Personas cautivas de la depresión y la ansiedad crónica, marcadas por heridas emocionales profundas y con corazones endurecidos por el dolor… sin embargo, en un momento de desesperación, claman a Cristo, y la gracia de Dios las alcanza y transforma.
Muchos matrimonios y familias han sido restaurados por la gracia de Dios, justo cuando todo parecía perdido. Porque la gracia no solo transforma personas, sino que sana y renueva hogares enteros.
La Biblia está llena de historias de personas con corazones endurecidos que fueron tocadas por la gracia de Dios y transformadas por su poder. Entre ellas, la conversión de Pablo al evangelio es uno de los testimonios más contundentes y poderoso del Nuevo Testamento que evidencia que no hay alma tan lejos ni tan endurecida que la gracia de Dios no pueda alcanzar (Hechos 9; 22:6–16; 26:9–18).
En su carta a Timoteo, y en pocas líneas, Pablo reconoce su pasado oscuro —blasfemia, persecución y arrogancia— y exalta la misericordia de Dios que lo alcanzó en medio de su ignorancia, derramando sobre él gracia abundante, junto con la fe y el amor que hay en Cristo Jesús.
“Pero la gracia de nuestro Señor se derramó sobre mí con abundancia, junto con la fe y el amor que hay en Cristo Jesús.” 1 Timoteo 1:14 NVI
Pablo no olvidaba de dónde el Señor lo había sacado. Su fe, su amor y su entrega nacían de una profunda conciencia de la gravedad de sus pecados pasados. Él sabía que era un pecador perdonado, un perseguidor transformado, y un hombre alcanzado por la gracia cuando ya no había esperanza.
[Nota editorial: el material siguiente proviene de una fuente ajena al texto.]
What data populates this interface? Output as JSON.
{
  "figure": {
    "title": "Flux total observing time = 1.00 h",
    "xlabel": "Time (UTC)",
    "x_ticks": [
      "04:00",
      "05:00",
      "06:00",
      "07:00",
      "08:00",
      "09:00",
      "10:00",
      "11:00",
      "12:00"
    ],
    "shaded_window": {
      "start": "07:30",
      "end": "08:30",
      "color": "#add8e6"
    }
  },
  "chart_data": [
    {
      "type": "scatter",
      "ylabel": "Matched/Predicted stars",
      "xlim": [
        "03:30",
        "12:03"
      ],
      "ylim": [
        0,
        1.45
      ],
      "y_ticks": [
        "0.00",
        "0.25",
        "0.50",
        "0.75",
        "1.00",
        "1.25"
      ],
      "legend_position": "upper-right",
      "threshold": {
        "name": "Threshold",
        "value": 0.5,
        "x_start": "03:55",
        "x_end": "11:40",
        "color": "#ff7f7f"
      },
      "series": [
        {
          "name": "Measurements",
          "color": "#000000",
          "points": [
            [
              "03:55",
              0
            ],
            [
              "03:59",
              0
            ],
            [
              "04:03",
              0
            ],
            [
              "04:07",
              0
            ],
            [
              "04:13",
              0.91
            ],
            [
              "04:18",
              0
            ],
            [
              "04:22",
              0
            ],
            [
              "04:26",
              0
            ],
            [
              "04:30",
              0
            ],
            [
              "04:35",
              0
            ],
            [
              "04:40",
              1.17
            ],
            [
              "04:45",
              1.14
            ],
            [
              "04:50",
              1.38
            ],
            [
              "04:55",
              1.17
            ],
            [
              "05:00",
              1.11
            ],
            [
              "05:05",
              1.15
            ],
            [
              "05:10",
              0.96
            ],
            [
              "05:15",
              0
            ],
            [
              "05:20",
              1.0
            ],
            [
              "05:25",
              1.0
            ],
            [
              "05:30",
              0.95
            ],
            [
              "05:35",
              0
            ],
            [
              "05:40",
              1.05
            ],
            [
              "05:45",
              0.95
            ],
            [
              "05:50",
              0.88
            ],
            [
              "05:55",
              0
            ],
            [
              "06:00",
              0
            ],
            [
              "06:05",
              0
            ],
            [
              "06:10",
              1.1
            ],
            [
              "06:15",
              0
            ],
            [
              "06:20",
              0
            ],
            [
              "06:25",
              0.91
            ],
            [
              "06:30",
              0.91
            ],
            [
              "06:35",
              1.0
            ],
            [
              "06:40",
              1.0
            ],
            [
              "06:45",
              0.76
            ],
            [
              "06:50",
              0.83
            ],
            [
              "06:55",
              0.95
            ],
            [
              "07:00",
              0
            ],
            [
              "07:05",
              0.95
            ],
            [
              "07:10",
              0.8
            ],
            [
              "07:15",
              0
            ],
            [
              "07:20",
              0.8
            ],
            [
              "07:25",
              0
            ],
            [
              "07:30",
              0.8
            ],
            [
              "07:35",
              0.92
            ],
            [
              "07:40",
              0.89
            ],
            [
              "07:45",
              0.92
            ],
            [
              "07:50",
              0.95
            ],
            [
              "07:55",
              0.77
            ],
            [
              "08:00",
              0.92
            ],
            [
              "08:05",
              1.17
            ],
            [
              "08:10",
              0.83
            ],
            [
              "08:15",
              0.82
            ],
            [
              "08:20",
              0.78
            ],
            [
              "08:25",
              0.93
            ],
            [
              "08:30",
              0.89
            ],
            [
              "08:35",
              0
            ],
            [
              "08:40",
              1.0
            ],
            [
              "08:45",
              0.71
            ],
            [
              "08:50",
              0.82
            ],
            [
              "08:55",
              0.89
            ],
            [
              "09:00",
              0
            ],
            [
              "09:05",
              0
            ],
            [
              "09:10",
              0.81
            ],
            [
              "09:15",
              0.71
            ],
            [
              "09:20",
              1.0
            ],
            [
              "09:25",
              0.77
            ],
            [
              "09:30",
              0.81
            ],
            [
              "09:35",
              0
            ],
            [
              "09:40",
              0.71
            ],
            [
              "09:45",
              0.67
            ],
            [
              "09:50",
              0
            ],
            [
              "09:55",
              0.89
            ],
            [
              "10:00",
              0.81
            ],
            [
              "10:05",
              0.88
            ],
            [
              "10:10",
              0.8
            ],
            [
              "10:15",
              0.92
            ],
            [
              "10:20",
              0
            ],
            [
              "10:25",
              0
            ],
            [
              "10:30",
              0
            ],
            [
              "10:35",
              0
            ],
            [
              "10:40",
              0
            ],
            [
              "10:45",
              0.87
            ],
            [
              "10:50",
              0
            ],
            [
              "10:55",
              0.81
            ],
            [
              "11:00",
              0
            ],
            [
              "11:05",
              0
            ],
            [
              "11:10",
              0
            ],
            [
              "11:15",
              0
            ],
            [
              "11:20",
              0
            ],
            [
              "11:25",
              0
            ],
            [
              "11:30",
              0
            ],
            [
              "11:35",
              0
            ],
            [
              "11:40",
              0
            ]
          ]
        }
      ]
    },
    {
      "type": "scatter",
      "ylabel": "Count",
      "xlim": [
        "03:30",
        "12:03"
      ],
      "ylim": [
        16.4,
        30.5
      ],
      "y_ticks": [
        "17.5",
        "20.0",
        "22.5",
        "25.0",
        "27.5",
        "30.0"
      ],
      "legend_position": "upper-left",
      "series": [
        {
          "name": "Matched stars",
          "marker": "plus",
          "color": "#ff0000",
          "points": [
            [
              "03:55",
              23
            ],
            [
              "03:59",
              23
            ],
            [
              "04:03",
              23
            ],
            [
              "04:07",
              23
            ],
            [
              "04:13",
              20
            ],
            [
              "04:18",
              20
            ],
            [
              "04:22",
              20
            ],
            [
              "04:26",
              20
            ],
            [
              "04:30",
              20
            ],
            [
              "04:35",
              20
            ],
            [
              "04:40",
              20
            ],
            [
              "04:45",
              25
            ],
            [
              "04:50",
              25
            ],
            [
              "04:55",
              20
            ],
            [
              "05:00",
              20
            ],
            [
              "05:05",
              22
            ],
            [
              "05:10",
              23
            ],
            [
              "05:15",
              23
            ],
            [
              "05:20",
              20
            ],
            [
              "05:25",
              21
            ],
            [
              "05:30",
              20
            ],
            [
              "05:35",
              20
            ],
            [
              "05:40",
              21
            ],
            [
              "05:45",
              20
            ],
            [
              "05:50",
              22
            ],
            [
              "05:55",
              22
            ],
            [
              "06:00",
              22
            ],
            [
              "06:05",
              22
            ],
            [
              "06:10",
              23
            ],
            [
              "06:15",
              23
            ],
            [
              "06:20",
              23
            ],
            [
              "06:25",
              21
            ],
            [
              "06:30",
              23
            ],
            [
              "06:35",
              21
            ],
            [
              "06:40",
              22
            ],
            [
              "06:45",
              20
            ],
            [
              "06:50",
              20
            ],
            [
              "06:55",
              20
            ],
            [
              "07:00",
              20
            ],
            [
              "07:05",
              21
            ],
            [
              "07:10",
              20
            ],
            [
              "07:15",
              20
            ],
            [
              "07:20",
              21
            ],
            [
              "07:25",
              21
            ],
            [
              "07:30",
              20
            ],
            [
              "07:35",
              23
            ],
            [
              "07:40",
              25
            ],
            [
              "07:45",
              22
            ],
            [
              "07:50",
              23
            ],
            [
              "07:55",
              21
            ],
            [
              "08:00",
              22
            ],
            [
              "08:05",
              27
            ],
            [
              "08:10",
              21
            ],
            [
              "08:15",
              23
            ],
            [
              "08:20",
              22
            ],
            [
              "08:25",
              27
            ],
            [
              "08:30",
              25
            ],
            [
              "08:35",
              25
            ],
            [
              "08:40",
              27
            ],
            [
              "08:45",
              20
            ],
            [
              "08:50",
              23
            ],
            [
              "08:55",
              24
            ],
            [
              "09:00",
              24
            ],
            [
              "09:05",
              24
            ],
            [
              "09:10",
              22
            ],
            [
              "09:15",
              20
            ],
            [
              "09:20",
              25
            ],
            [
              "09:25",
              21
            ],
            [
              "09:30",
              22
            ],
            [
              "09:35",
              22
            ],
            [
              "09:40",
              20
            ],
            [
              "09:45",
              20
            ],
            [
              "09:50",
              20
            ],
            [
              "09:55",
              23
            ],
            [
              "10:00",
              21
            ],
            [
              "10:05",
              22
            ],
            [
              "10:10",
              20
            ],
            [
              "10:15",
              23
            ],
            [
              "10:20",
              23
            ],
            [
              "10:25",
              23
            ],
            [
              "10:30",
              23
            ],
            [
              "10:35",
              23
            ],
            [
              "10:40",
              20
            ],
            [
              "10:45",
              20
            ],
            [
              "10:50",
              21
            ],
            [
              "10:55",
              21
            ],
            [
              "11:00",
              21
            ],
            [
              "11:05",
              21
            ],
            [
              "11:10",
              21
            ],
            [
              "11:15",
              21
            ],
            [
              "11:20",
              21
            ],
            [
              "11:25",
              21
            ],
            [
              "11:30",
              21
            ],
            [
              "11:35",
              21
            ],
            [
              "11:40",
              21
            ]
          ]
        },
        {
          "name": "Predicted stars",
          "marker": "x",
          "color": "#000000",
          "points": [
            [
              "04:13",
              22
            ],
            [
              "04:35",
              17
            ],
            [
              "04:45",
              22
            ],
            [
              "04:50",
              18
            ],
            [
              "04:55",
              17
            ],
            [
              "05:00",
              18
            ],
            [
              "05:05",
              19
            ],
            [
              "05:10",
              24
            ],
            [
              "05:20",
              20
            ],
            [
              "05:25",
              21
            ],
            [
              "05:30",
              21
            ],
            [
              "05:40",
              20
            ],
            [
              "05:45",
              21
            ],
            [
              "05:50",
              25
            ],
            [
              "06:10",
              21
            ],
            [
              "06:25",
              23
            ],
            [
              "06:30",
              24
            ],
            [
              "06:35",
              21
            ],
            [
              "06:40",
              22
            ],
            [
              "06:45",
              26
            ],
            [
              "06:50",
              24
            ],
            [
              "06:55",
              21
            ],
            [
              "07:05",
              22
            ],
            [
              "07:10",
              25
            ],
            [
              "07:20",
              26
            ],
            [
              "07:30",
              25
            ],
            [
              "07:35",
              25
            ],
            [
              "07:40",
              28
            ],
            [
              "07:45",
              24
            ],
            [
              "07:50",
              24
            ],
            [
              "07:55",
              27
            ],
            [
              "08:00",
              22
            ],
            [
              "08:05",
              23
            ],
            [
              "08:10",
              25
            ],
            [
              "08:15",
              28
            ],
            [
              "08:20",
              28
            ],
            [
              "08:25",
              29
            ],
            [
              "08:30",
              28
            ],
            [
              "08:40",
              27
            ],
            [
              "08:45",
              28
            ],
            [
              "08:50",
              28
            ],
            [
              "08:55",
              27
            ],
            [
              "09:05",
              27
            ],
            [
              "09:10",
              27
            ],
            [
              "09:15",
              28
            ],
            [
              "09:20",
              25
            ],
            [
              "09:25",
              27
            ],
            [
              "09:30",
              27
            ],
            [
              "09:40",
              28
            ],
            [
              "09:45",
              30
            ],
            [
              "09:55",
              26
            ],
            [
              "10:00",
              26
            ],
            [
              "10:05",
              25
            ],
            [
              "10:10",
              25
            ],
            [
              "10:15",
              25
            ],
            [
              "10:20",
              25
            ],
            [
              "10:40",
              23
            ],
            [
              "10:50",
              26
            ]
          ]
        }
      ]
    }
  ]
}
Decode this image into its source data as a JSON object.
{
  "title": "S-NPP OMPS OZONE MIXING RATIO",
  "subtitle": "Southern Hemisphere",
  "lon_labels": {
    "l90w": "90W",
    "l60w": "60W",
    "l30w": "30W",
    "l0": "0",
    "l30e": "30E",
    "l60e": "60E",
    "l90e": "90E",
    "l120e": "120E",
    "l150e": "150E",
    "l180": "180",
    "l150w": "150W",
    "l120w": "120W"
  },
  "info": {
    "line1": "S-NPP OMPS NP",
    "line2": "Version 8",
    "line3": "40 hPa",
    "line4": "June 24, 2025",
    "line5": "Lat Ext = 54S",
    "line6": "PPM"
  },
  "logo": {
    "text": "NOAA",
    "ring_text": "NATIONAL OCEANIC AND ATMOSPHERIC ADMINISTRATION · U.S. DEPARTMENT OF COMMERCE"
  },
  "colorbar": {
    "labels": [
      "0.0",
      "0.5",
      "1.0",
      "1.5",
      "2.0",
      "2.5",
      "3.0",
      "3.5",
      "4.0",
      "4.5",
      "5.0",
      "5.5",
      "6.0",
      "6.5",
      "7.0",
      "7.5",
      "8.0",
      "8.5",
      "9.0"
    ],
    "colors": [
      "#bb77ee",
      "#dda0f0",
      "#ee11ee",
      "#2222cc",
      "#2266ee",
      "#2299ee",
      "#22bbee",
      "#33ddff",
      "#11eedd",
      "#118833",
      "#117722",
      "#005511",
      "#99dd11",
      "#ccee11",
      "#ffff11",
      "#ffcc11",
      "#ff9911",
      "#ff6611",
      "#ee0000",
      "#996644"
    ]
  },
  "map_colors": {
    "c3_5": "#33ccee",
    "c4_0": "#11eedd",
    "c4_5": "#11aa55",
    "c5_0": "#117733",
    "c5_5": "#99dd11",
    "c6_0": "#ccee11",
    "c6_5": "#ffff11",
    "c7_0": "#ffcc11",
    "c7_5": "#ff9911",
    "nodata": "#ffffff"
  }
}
Aunque Ezequiel 36:26 es una promesa específica para la restauración de Israel, no cabe duda de que la gracia de Dios puede alcanzar incluso al corazón más endurecido.
“Les daré un corazón nuevo y pondré un espíritu nuevo dentro de ustedes. Les quitaré ese terco corazón de piedra y les daré un corazón tierno y receptivo.” Ezequiel 36:26 NTV
Conclusiones
Este año quizás tengas muchos motivos para darle gracias a Dios: por tu familia, tu salud, tu trabajo o negocio, tu profesión, tus estudios, una nueva relación sentimental, o por la iglesia donde te congregas.
Todos son motivos legítimos. Pero que ninguno de ellos te haga olvidar que debes darle gracias a Dios, sobre todo, por Su infinita gracia.
Por Su gracia disfrutamos del perdón de Dios.
Por Su gracia podemos caminar con Él y recibir poder para servir en Su obra con excelencia.
La gracia es la voz que nos incita al cambio y que luego nos da el poder para llevarlo a cabo.
Llamado a Salvación…
Hoy Cristo te llama a arrepentirte de tus pecados y a creer en Él como tu Señor y Salvador. Si confías en Él, Él te perdona, te hace hijo de Dios y viene a morar en tu vida. ¿Quieres hoy dar ese paso de fe, y entregar tu vida a Cristo y confesarlo como tu Señor y Salvador personal?